İşte görüyorsunuz en son ‘AİDS olacak’ diyor. İlaç yapılacak diyor, suikast diyor. Bunları kime diyor, Kılıçdaroğlu’na mı diyor? Cumhurbaşkanımızın kararlılığı olmasaydı FETÖ ile böylesi etkin bir mücadele yapılamazdı. FETÖ terör örgütü ile ilgili siyasi ayak tartışması konusunda kim ne derse desin ama Cumhurbaşkanı’na dönüp böyle bir şey demek izan, vicdan, insaf sahibi, hakkaniyetli birinin söyleyebileceği bir iş değildir. Erdoğan düşmanlığını bir meziyet zanneden alçaklar bunu söyleyebilir. Ama sokaktaki izan, insaf sahibi insanlara sorun; ‘FETÖ ile Türkiye’de kim mücadele etti’ diye, ‘Erdoğan’ derler. FETÖ örgütünün bütün mensuplarıyla imha etmek için saldırdığı kişi Cumhurbaşkanı’dır.

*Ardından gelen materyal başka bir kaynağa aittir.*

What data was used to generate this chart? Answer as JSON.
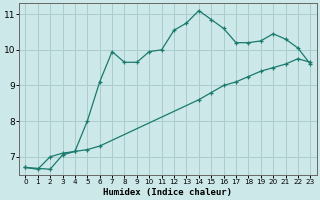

FETÖ eğitimde güçlüydü. Eğitim alanında sahip olduğu imkanların hiçbiri kaldı mı? Dershaneleri kim kapattı, üniversiteleri kim kapattı? Erdoğan. Ortaöğretim okulları, pansiyonları kim kapattı? AK Parti hükümetleri. Medya ayağı vardı bunların, kim kapattı? Cumhurbaşkanı’nın liderliğindeki AK Parti kapattı. Örgütü finanse eden şirketler, kişiler vardı. Bunların üzerine kim gitti? Cumhurbaşkanı gitti. Bankacılık sisteminin üzerine kim gitti? Orduda, yargıda, emniyette, istihbaratta, dışarıda, içeride bütün kurumlara sızmış FETÖ’cüleri temizlemek için kim adım attı? Cumhurbaşkanı’nın liderliğindeki kadrolar. Peki bütün bunlar olurken dershaneler kapatılmasın diye kim çalıştı? CHP çalıştı. Dershaneler düzenlemesini Anayasa Mahkemesi’ne kim götürdü? CHP götürdü. 17-25 Aralık’a en büyük desteği kim verdi? CHP verdi. Oluşturulmuş sahte kasetleri FETÖ’cülerden alıp Meclis’te yasayı çiğneyerek dinlettiler. Sahte kasetleri alenileştirerek adeta FETÖ’nün siyasi ayağı olarak çalıştı. MİT TIR’ları hadisesinden bir milletvekilleri şu anda içeride.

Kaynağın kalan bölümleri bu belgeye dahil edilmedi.